Tabu Butagira
14 October 2009
Kampala — National Social Security Fund contributors could pay an extra $35 million (Shs70b) for the construction of the multi-storey Pension Towers on Lumumba Avenue after the Fund's new board reportedly approved a revised construction cost from $75 million (Shs150b) to $110 million (Shs220b).
Daily Monitor has learnt that Mr Vincent Ssekkono, the board chairman, wrote to Finance Minister Syda Bbumba, on July 18, asking for a 'no objection' to implement the revised building plan that would spiral the bills upwardly.
Asked yesterday if she had endorsed the proposed changes, Ms Bbumba, who acknowledged receiving the July correspondence, said "Unless there is something wrong with the board's decision, I will uphold it."
This latest development could be disturbing to the more than 400, 000 Fund members anxious that the present $75 million construction cost of the Pension building, conceived in 2001, was already triple its initial cost of $25.79 million.
Building of the structure, planned to accommodate NSSF headquarters; Kampala and Mpigi offices and provide commercial space for rent commenced in April last year, but stalled after scores of construction workers died at the site when a section of the retaining wall collapsed on them on October 14, exactly one year today.
Since then, nothing has been done to raise the building which should have been built midway through, after professional bodies de-registered or suspended nearly a dozen engineers and architects on the project, indicted in a government investigation report.
Altered designs
The Prof. Jackson Mwakali-led Construction Technical Investigation Team (CTIT), discovered the contractors - Roko Construction Company - had, by the commencement of that actual construction, worked on designs altered three times, the last of which KCC as the local planning authority never approved.
It is understood that the final blueprint, which City Hall has reportedly now cleared and the new NSSF board wants the minister to give a nod to, comprises four levels of basement parking, two floors in the podium, a middle tower of 24 floors and two additional towers of seven floors each.

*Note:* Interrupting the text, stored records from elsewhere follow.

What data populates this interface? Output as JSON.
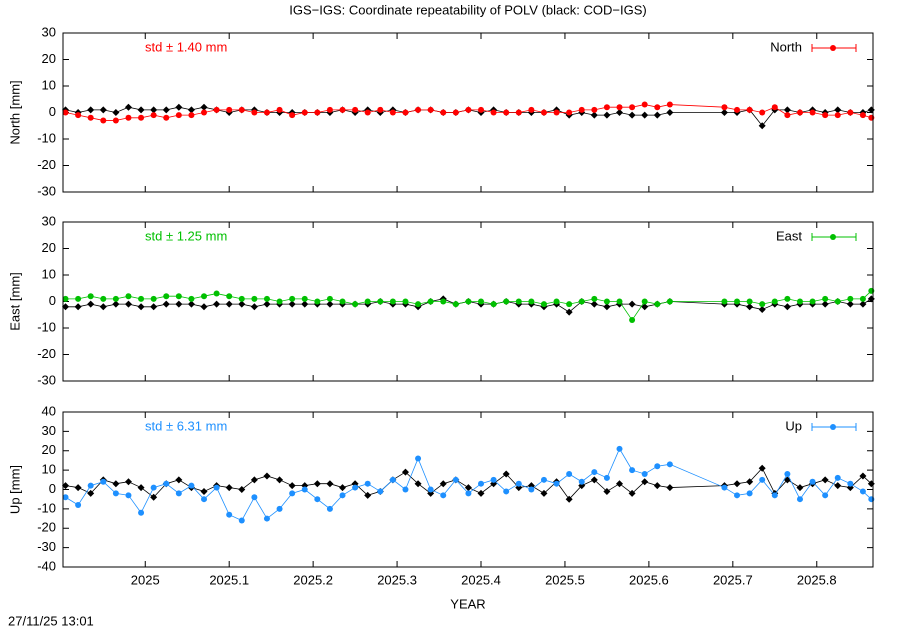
{
  "title": "IGS−IGS: Coordinate repeatability of POLV (black: COD−IGS)",
  "timestamp": "27/11/25 13:01",
  "chart_data": [
    {
      "type": "line",
      "ylabel": "North [mm]",
      "annotation": "std ± 1.40 mm",
      "legend": "top-right",
      "xlim": [
        2024.902,
        2025.867
      ],
      "ylim": [
        -30,
        30
      ],
      "yticks": [
        -30,
        -20,
        -10,
        0,
        10,
        20,
        30
      ],
      "x": [
        2024.905,
        2024.92,
        2024.935,
        2024.95,
        2024.965,
        2024.98,
        2024.995,
        2025.01,
        2025.025,
        2025.04,
        2025.055,
        2025.07,
        2025.085,
        2025.1,
        2025.115,
        2025.13,
        2025.145,
        2025.16,
        2025.175,
        2025.19,
        2025.205,
        2025.22,
        2025.235,
        2025.25,
        2025.265,
        2025.28,
        2025.295,
        2025.31,
        2025.325,
        2025.34,
        2025.355,
        2025.37,
        2025.385,
        2025.4,
        2025.415,
        2025.43,
        2025.445,
        2025.46,
        2025.475,
        2025.49,
        2025.505,
        2025.52,
        2025.535,
        2025.55,
        2025.565,
        2025.58,
        2025.595,
        2025.61,
        2025.625,
        2025.69,
        2025.705,
        2025.72,
        2025.735,
        2025.75,
        2025.765,
        2025.78,
        2025.795,
        2025.81,
        2025.825,
        2025.84,
        2025.855,
        2025.865
      ],
      "series": [
        {
          "color": "#000000",
          "marker": "diamond",
          "values": [
            1,
            0,
            1,
            1,
            0,
            2,
            1,
            1,
            1,
            2,
            1,
            2,
            1,
            0,
            1,
            1,
            0,
            0,
            0,
            0,
            0,
            0,
            1,
            0,
            1,
            0,
            1,
            0,
            1,
            1,
            0,
            0,
            1,
            0,
            1,
            0,
            0,
            0,
            0,
            1,
            -1,
            0,
            -1,
            -1,
            0,
            -1,
            -1,
            -1,
            0,
            0,
            0,
            1,
            -5,
            1,
            1,
            0,
            1,
            0,
            1,
            0,
            0,
            1
          ]
        },
        {
          "name": "North",
          "color": "#ff0000",
          "marker": "circle",
          "values": [
            0,
            -1,
            -2,
            -3,
            -3,
            -2,
            -2,
            -1,
            -2,
            -1,
            -1,
            0,
            1,
            1,
            1,
            0,
            0,
            1,
            -1,
            0,
            0,
            1,
            1,
            1,
            0,
            1,
            0,
            0,
            1,
            1,
            0,
            0,
            1,
            1,
            0,
            0,
            0,
            1,
            0,
            0,
            0,
            1,
            1,
            2,
            2,
            2,
            3,
            2,
            3,
            2,
            1,
            1,
            0,
            2,
            -1,
            0,
            0,
            -1,
            -1,
            0,
            -1,
            -2
          ]
        }
      ]
    },
    {
      "type": "line",
      "ylabel": "East [mm]",
      "annotation": "std ± 1.25 mm",
      "legend": "top-right",
      "xlim": [
        2024.902,
        2025.867
      ],
      "ylim": [
        -30,
        30
      ],
      "yticks": [
        -30,
        -20,
        -10,
        0,
        10,
        20,
        30
      ],
      "x": [
        2024.905,
        2024.92,
        2024.935,
        2024.95,
        2024.965,
        2024.98,
        2024.995,
        2025.01,
        2025.025,
        2025.04,
        2025.055,
        2025.07,
        2025.085,
        2025.1,
        2025.115,
        2025.13,
        2025.145,
        2025.16,
        2025.175,
        2025.19,
        2025.205,
        2025.22,
        2025.235,
        2025.25,
        2025.265,
        2025.28,
        2025.295,
        2025.31,
        2025.325,
        2025.34,
        2025.355,
        2025.37,
        2025.385,
        2025.4,
        2025.415,
        2025.43,
        2025.445,
        2025.46,
        2025.475,
        2025.49,
        2025.505,
        2025.52,
        2025.535,
        2025.55,
        2025.565,
        2025.58,
        2025.595,
        2025.61,
        2025.625,
        2025.69,
        2025.705,
        2025.72,
        2025.735,
        2025.75,
        2025.765,
        2025.78,
        2025.795,
        2025.81,
        2025.825,
        2025.84,
        2025.855,
        2025.865
      ],
      "series": [
        {
          "color": "#000000",
          "marker": "diamond",
          "values": [
            -2,
            -2,
            -1,
            -2,
            -1,
            -1,
            -2,
            -2,
            -1,
            -1,
            -1,
            -2,
            -1,
            -1,
            -1,
            -2,
            -1,
            -1,
            -1,
            -1,
            -1,
            -1,
            -1,
            -1,
            -1,
            0,
            -1,
            -1,
            -2,
            0,
            1,
            -1,
            0,
            -1,
            -1,
            0,
            -1,
            -1,
            -2,
            -1,
            -4,
            0,
            -1,
            -2,
            -1,
            -1,
            -2,
            -1,
            0,
            -1,
            -1,
            -2,
            -3,
            -1,
            -2,
            -1,
            -1,
            -1,
            0,
            -1,
            -1,
            1
          ]
        },
        {
          "name": "East",
          "color": "#00c000",
          "marker": "circle",
          "values": [
            1,
            1,
            2,
            1,
            1,
            2,
            1,
            1,
            2,
            2,
            1,
            2,
            3,
            2,
            1,
            1,
            1,
            0,
            1,
            1,
            0,
            1,
            0,
            -1,
            0,
            0,
            0,
            0,
            -1,
            0,
            0,
            -1,
            0,
            0,
            -1,
            0,
            0,
            0,
            -1,
            0,
            -1,
            0,
            1,
            0,
            0,
            -7,
            0,
            -1,
            0,
            0,
            0,
            0,
            -1,
            0,
            1,
            0,
            0,
            1,
            0,
            1,
            1,
            4
          ]
        }
      ]
    },
    {
      "type": "line",
      "ylabel": "Up [mm]",
      "xlabel": "YEAR",
      "annotation": "std ± 6.31 mm",
      "legend": "top-right",
      "xlim": [
        2024.902,
        2025.867
      ],
      "xticks": [
        2025,
        2025.1,
        2025.2,
        2025.3,
        2025.4,
        2025.5,
        2025.6,
        2025.7,
        2025.8
      ],
      "ylim": [
        -40,
        40
      ],
      "yticks": [
        -40,
        -30,
        -20,
        -10,
        0,
        10,
        20,
        30,
        40
      ],
      "x": [
        2024.905,
        2024.92,
        2024.935,
        2024.95,
        2024.965,
        2024.98,
        2024.995,
        2025.01,
        2025.025,
        2025.04,
        2025.055,
        2025.07,
        2025.085,
        2025.1,
        2025.115,
        2025.13,
        2025.145,
        2025.16,
        2025.175,
        2025.19,
        2025.205,
        2025.22,
        2025.235,
        2025.25,
        2025.265,
        2025.28,
        2025.295,
        2025.31,
        2025.325,
        2025.34,
        2025.355,
        2025.37,
        2025.385,
        2025.4,
        2025.415,
        2025.43,
        2025.445,
        2025.46,
        2025.475,
        2025.49,
        2025.505,
        2025.52,
        2025.535,
        2025.55,
        2025.565,
        2025.58,
        2025.595,
        2025.61,
        2025.625,
        2025.69,
        2025.705,
        2025.72,
        2025.735,
        2025.75,
        2025.765,
        2025.78,
        2025.795,
        2025.81,
        2025.825,
        2025.84,
        2025.855,
        2025.865
      ],
      "series": [
        {
          "color": "#000000",
          "marker": "diamond",
          "values": [
            2,
            1,
            -2,
            5,
            3,
            4,
            1,
            -4,
            3,
            5,
            1,
            -1,
            2,
            1,
            0,
            5,
            7,
            5,
            2,
            2,
            3,
            3,
            1,
            3,
            -3,
            -1,
            5,
            9,
            3,
            -2,
            3,
            5,
            1,
            -2,
            3,
            8,
            1,
            2,
            -2,
            4,
            -5,
            2,
            5,
            -1,
            3,
            -2,
            4,
            2,
            1,
            2,
            3,
            4,
            11,
            -2,
            5,
            1,
            3,
            5,
            2,
            1,
            7,
            3
          ]
        },
        {
          "name": "Up",
          "color": "#1e90ff",
          "marker": "circle",
          "values": [
            -4,
            -8,
            2,
            4,
            -2,
            -3,
            -12,
            1,
            3,
            -2,
            2,
            -5,
            1,
            -13,
            -16,
            -4,
            -15,
            -10,
            -2,
            0,
            -5,
            -10,
            -3,
            1,
            3,
            -1,
            5,
            0,
            16,
            0,
            -3,
            5,
            -2,
            3,
            5,
            -1,
            3,
            0,
            5,
            3,
            8,
            4,
            9,
            6,
            21,
            10,
            8,
            12,
            13,
            1,
            -3,
            -2,
            5,
            -3,
            8,
            -5,
            4,
            -3,
            6,
            3,
            -1,
            -5
          ]
        }
      ]
    }
  ]
}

NSSF officials said last evening that they would only offer an update on the Tower development, whose paralysis over the last 12 months has raised concerns that the already-behind-the-schedule investment would hold up projected returns yet the bill of its construction could continue bulging due to increasing market prices of building materials.
It is also unclear how the work suspension would affect pay to the contractors and there is public disquiet that abandoning the scheme all together could bring more losses to workers than gains.
Reviewing investments
Separately, Mr Victor Karamagi, the NSSF public relations manager, said in a statement to our queries that: "The new Fund board is considering and reviewing all investment projects which are in the pipeline and those that are being reviewed include the Nsimbe and Temangalo housing projects."
He added: "Once the board has made a decision, it will be announced to the public. However, the board's priority is that all projects take off, are completed and become profitable."